Research challenges PBM rebate narrative on rising insulin prices

Data shows that the greatest rates of price increase happened when rebates were at their lowest.

While pharmacy benefit manager (PBM) rebates are frequently blamed by drugmakers for the increasing list prices of long-acting insulin medicines which treat type 1 and type 2 diabetes, new insights from Express Scripts, Evernorth’s PBM, has found that the opposite is true.

A recent analysis of Express Scripts data on historical wholesale acquisition costs (or list prices) of long-acting insulin biologic medications also found that the increased competition of insulin medications, including biosimilars, correlated with lower increases in list prices and greater rebate levels, resulting in lower net prices to health plans. In fact, the highest list price increases occurred during a period when rebates were at extremely low levels.

The greatest price increases occurred when rebates were at their lowest

The analysis also reviewed Sanofi’s disclosure of list prices from 2012 to 2021 for the long-acting insulin biologic Lantus. From 2012 to 2014, list prices increased substantially while during this time the ability of Express Scripts to negotiate rebates was extremely limited (due to a lack of clinically viable alternatives). From 2015 to 2021, PBM rebates increased substantially, while the list prices rose only by a modest amount. These pricing patterns are inconsistent with pharmaceutical industry claims that PBM rebates drive higher list prices.



Click here to view a larger version of this graph. Source: The Sanofi 2023 Pricing Principles Report, corroborated by Express Scripts data.

During a period where limited rebates were available (from 2012 to 2015), Lantus prices nearly doubled, with an increase of approximately 96%.

In comparison, once Express Scripts was able to obtain greater rebates due to increased competition in the insulin category (from 2015 to 2021), Lantus prices increased more slowly – roughly 23% during this period.

Competition helps keep prices in check

Lantus’ rapidly increasing price trend started to slow when new long-acting insulin products, including biosimilars, entered the marketplace. While the list prices of Lantus continued to increase – albeit at a slower rate – net prices after PBM rebates actually declined.



Click here to view a larger version of this graph. Source: Express Scripts data.



Click here to view a larger version of this graph. Source: Sanofi 2023 Pricing Principles Report.

Driving lower net cost for long-acting insulin treatment options

Competition among drug manufacturers is vital for lowering the costs of all medications, including insulin. Express Scripts fosters competition by adding clinically viable alternatives to its formularies, including biosimilars that have competitive net costs, which help drive long-term cost savings for their clients and members. 

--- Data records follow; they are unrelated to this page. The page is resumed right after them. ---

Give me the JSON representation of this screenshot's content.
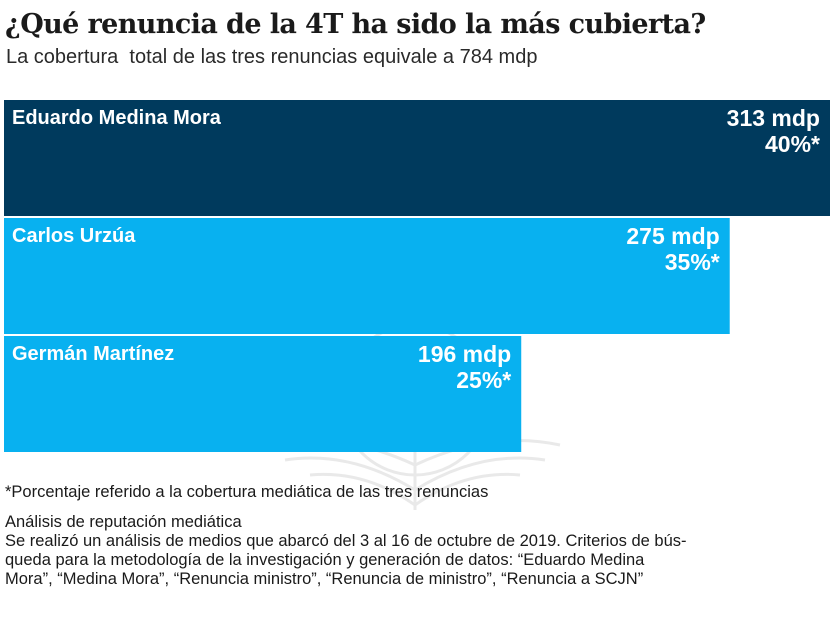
{
  "header": {
    "title": "¿Qué renuncia de la 4T ha sido la más cubierta?",
    "subtitle": "La cobertura  total de las tres renuncias equivale a 784 mdp"
  },
  "chart_data": {
    "type": "bar",
    "orientation": "horizontal",
    "title": "¿Qué renuncia de la 4T ha sido la más cubierta?",
    "subtitle": "La cobertura  total de las tres renuncias equivale a 784 mdp",
    "categories": [
      "Eduardo Medina Mora",
      "Carlos Urzúa",
      "Germán Martínez"
    ],
    "values": [
      313,
      275,
      196
    ],
    "percents": [
      40,
      35,
      25
    ],
    "value_labels": [
      "313 mdp",
      "275 mdp",
      "196 mdp"
    ],
    "percent_labels": [
      "40%*",
      "35%*",
      "25%*"
    ],
    "colors": [
      "#003a5d",
      "#00aeef",
      "#00aeef"
    ],
    "unit": "mdp",
    "xlim": [
      0,
      313
    ],
    "grid": false,
    "legend": "none"
  },
  "footer": {
    "note": "*Porcentaje referido a la cobertura mediática de las tres renuncias",
    "method_title": "Análisis de reputación mediática",
    "method_lines": [
      "Se realizó un análisis de medios que abarcó del 3 al 16 de octubre de 2019. Criterios de bús-",
      "queda para la metodología de la investigación y generación de datos: “Eduardo Medina",
      "Mora”, “Medina Mora”, “Renuncia ministro”, “Renuncia de ministro”, “Renuncia a SCJN”"
    ]
  },
  "watermark": {
    "icon": "eagle-emblem-icon"
  }
}
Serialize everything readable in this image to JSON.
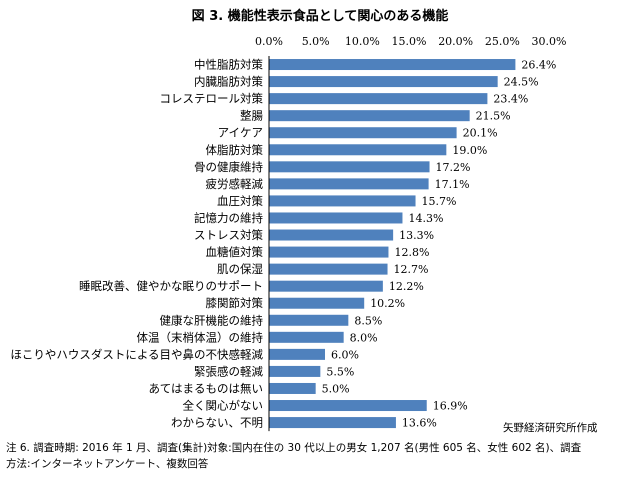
{
  "chart_data": {
    "type": "bar",
    "orientation": "horizontal",
    "title": "図 3.  機能性表示食品として関心のある機能",
    "categories": [
      "中性脂肪対策",
      "内臓脂肪対策",
      "コレステロール対策",
      "整腸",
      "アイケア",
      "体脂肪対策",
      "骨の健康維持",
      "疲労感軽減",
      "血圧対策",
      "記憶力の維持",
      "ストレス対策",
      "血糖値対策",
      "肌の保湿",
      "睡眠改善、健やかな眠りのサポート",
      "膝関節対策",
      "健康な肝機能の維持",
      "体温（末梢体温）の維持",
      "ほこりやハウスダストによる目や鼻の不快感軽減",
      "緊張感の軽減",
      "あてはまるものは無い",
      "全く関心がない",
      "わからない、不明"
    ],
    "values": [
      26.4,
      24.5,
      23.4,
      21.5,
      20.1,
      19.0,
      17.2,
      17.1,
      15.7,
      14.3,
      13.3,
      12.8,
      12.7,
      12.2,
      10.2,
      8.5,
      8.0,
      6.0,
      5.5,
      5.0,
      16.9,
      13.6
    ],
    "value_labels": [
      "26.4%",
      "24.5%",
      "23.4%",
      "21.5%",
      "20.1%",
      "19.0%",
      "17.2%",
      "17.1%",
      "15.7%",
      "14.3%",
      "13.3%",
      "12.8%",
      "12.7%",
      "12.2%",
      "10.2%",
      "8.5%",
      "8.0%",
      "6.0%",
      "5.5%",
      "5.0%",
      "16.9%",
      "13.6%"
    ],
    "xlim": [
      0,
      30
    ],
    "xticks": [
      "0.0%",
      "5.0%",
      "10.0%",
      "15.0%",
      "20.0%",
      "25.0%",
      "30.0%"
    ],
    "axis_position": "top",
    "grid": false,
    "bar_color": "#4F81BD",
    "source": "矢野経済研究所作成"
  },
  "footnote": {
    "line1": "注 6.  調査時期:  2016 年 1 月、調査(集計)対象:国内在住の 30 代以上の男女 1,207 名(男性 605 名、女性 602 名)、調査",
    "line2": "方法:インターネットアンケート、複数回答"
  }
}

Express Scripts focuses on clinical effectiveness and safety – not cost – as the foremost consideration when developing a standard formulary. When two products are equally effective and safe, ESI encourages competition between manufacturers to help drive lower net costs for medications.

A continuing commitment to affordability

In addition to working to lower net costs for clients, Express Scripts helps patients enrolled in its clients’ benefit plans manage their out-of-pocket costs. When it launched the Patient Assurance Program, Express Scripts became the first PBM to implement a cap on out-of-pocket costs for insulin medications, ensuring that eligible patients in participating plans would pay a maximum of $25 for a 34-day supply, or $75 for up to a 90-day supply. These discounts are conveniently integrated into the patient’s benefit plan, without the need of having to obtain and apply coupons at the pharmacy counter. The program launched in 2020, well before government mandates and similar actions by manufacturers. Since then, the program has resulted in more than $200 million in total patient savings.

Today nearly two-thirds of Express Scripts members pay $35 or less for their insulin at the pharmacy counter, either through the Patient Assurance Program, their benefit design, or both. 

“Express Scripts’ Patient Assurance Program was the result of collaborative negotiations with insulin manufacturers, and it has significantly improved adherence to these medications and clinical outcomes,” said Harold Carter, Chief Pharma Trade Relations Officer at Express Scripts. “Today and going forward, Express Scripts continues to advocate for our clients and their members, whether by adding biosimilars to our formularies, continuing to drive to lower competitive costs, and by taking other appropriate steps to make medications more affordable.”